The Ascent of Humanity
Charles Eisenstein’s old blog belonged to the more philosophical and civilizational side of the ecosystem. His work was less about immediate collapse mechanics than about the deeper stories modern people inhabit: separation, selfhood, economics, progress, and the possibility of cultural transformation. He was part of the long conversation around what was failing, but also around what new orientation might follow. Like the others listed here, he was a repeat guest on the C-Realm Podcast.
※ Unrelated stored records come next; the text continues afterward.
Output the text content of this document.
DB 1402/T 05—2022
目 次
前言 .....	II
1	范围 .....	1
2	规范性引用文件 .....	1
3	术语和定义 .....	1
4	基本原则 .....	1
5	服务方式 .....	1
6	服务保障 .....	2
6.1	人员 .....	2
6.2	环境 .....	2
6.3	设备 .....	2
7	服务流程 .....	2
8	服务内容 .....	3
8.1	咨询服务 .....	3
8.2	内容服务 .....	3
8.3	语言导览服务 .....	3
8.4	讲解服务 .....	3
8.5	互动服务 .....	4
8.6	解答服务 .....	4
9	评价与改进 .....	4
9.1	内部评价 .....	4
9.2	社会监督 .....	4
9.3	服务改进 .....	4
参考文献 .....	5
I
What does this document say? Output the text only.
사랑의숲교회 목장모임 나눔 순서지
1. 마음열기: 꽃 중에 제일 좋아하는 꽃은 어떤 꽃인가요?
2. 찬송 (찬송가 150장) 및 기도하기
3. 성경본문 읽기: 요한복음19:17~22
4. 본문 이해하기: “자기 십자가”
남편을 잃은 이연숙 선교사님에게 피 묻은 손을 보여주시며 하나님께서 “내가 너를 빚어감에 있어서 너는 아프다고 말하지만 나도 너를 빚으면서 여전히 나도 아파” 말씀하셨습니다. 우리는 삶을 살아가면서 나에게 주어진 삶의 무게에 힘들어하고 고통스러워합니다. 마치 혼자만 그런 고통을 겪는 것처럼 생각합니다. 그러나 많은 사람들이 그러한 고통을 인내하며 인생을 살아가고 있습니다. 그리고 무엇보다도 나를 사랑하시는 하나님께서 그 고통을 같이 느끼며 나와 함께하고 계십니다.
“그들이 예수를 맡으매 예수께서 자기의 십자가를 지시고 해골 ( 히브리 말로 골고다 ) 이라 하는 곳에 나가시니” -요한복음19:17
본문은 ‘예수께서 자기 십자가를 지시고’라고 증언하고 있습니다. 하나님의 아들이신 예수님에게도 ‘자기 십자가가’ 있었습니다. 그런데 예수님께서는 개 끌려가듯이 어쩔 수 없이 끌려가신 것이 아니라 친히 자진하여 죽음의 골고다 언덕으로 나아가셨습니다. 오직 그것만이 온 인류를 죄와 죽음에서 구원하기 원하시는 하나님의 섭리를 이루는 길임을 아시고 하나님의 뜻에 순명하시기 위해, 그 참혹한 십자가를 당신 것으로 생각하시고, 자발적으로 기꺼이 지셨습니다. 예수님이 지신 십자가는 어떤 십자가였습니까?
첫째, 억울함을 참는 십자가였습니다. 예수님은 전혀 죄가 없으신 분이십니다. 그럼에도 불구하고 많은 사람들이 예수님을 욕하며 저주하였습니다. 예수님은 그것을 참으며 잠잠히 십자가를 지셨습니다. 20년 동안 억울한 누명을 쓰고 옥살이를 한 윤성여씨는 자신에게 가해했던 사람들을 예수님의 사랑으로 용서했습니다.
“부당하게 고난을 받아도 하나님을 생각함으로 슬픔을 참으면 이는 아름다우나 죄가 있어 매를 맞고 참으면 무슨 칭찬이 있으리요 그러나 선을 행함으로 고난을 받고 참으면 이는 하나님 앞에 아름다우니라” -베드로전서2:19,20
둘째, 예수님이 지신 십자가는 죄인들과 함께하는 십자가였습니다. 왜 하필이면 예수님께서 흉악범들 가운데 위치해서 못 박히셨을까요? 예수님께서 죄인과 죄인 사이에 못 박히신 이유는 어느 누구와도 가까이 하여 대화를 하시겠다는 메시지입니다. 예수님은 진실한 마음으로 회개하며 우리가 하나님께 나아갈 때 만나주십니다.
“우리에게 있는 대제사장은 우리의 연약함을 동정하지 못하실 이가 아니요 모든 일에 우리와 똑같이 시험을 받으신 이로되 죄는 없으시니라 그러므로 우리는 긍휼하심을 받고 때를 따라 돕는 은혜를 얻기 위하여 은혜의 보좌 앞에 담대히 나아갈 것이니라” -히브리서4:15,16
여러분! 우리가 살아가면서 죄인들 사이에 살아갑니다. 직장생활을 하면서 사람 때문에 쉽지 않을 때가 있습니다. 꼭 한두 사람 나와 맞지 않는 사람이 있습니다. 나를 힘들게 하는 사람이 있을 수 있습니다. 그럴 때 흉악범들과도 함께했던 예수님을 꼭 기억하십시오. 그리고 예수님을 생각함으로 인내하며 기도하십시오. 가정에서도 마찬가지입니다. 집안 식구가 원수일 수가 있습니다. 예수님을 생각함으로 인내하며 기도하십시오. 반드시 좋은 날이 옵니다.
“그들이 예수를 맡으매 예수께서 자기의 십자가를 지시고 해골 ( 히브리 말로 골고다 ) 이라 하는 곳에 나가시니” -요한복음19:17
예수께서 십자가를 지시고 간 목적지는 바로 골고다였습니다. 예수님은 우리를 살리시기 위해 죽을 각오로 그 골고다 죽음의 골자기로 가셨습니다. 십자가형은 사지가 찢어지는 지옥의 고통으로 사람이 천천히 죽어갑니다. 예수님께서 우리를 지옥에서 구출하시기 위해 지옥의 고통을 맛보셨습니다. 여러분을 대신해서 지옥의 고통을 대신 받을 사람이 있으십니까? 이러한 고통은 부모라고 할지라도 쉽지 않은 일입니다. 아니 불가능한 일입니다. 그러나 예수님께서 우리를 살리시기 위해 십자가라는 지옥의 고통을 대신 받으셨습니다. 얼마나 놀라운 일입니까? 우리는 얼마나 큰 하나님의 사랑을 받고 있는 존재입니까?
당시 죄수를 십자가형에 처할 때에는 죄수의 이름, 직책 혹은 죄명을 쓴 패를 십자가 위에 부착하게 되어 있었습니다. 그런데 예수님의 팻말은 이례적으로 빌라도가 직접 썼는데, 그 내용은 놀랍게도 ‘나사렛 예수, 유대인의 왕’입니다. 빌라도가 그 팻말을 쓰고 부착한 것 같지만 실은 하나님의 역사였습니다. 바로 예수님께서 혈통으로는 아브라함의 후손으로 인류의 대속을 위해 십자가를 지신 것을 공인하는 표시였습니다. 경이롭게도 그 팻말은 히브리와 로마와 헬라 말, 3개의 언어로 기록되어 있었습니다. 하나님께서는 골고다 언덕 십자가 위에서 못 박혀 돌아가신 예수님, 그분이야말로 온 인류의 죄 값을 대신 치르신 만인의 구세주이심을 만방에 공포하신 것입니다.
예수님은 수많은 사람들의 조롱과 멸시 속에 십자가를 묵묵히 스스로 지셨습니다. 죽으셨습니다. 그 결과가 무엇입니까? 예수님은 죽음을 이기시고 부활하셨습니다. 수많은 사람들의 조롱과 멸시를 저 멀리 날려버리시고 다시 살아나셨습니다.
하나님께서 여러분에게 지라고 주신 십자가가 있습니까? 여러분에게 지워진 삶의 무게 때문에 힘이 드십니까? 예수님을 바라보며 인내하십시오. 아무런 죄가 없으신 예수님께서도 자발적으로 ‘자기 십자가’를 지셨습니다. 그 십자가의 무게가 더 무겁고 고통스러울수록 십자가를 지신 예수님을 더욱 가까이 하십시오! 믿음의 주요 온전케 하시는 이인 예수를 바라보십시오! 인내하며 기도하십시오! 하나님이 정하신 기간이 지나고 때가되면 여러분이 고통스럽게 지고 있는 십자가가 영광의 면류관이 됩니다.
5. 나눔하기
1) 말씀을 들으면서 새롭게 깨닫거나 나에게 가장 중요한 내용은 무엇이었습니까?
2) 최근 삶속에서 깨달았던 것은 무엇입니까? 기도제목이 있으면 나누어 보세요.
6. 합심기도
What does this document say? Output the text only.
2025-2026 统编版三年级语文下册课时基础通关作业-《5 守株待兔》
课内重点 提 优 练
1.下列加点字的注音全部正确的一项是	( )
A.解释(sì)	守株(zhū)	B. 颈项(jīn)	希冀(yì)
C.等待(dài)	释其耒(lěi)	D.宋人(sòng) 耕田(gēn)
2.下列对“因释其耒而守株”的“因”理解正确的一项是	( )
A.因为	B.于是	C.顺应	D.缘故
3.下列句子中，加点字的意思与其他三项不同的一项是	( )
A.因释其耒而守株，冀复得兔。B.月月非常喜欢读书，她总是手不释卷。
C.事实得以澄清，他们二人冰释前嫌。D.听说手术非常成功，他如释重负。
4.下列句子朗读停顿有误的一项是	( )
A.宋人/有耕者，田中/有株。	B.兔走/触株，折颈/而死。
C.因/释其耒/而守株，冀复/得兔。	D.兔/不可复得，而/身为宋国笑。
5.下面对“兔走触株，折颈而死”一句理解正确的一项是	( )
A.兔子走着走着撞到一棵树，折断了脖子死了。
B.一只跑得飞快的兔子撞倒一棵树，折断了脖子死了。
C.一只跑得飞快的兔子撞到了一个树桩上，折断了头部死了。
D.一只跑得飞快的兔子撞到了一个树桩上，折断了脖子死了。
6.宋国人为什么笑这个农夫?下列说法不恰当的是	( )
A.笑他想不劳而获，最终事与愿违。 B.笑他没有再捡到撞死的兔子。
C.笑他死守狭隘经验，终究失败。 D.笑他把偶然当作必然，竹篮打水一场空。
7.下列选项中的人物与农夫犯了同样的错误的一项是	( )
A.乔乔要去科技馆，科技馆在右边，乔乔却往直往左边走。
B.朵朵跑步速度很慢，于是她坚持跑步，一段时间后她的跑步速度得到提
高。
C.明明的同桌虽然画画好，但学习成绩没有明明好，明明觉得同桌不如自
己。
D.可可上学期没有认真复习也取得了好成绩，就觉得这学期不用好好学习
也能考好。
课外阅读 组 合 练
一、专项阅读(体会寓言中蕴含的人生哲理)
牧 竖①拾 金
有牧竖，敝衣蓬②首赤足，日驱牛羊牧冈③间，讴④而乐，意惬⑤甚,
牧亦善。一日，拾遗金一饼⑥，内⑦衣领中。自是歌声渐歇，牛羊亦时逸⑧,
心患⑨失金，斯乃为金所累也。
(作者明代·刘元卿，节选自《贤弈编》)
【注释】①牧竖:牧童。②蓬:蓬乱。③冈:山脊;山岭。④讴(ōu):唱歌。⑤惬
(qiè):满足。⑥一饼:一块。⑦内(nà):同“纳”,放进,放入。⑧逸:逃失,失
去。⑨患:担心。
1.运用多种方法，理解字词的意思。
These links were there because they marked out a world of thought that mattered. They do not represent a fixed creed, a permanent canon, or a set of positions KMO would now endorse in every detail. They reflect an era, an online milieu, and a network of recurring relationships that fed directly into the C-Realm Podcast and the long run of questions that followed.
Some of these writers still matter. Some remain active elsewhere. Some belong mostly to internet prehistory now. But together they sketch the outline of a vanished web culture: looser, stranger, less centralized, often more personal, and sometimes far more intellectually alive than the algorithmic feed-world that followed.
As Getting Over Collapse takes shape, preserving this old blogroll makes sense. It is part of the path. Not the destination. Not the final answer. But part of the path.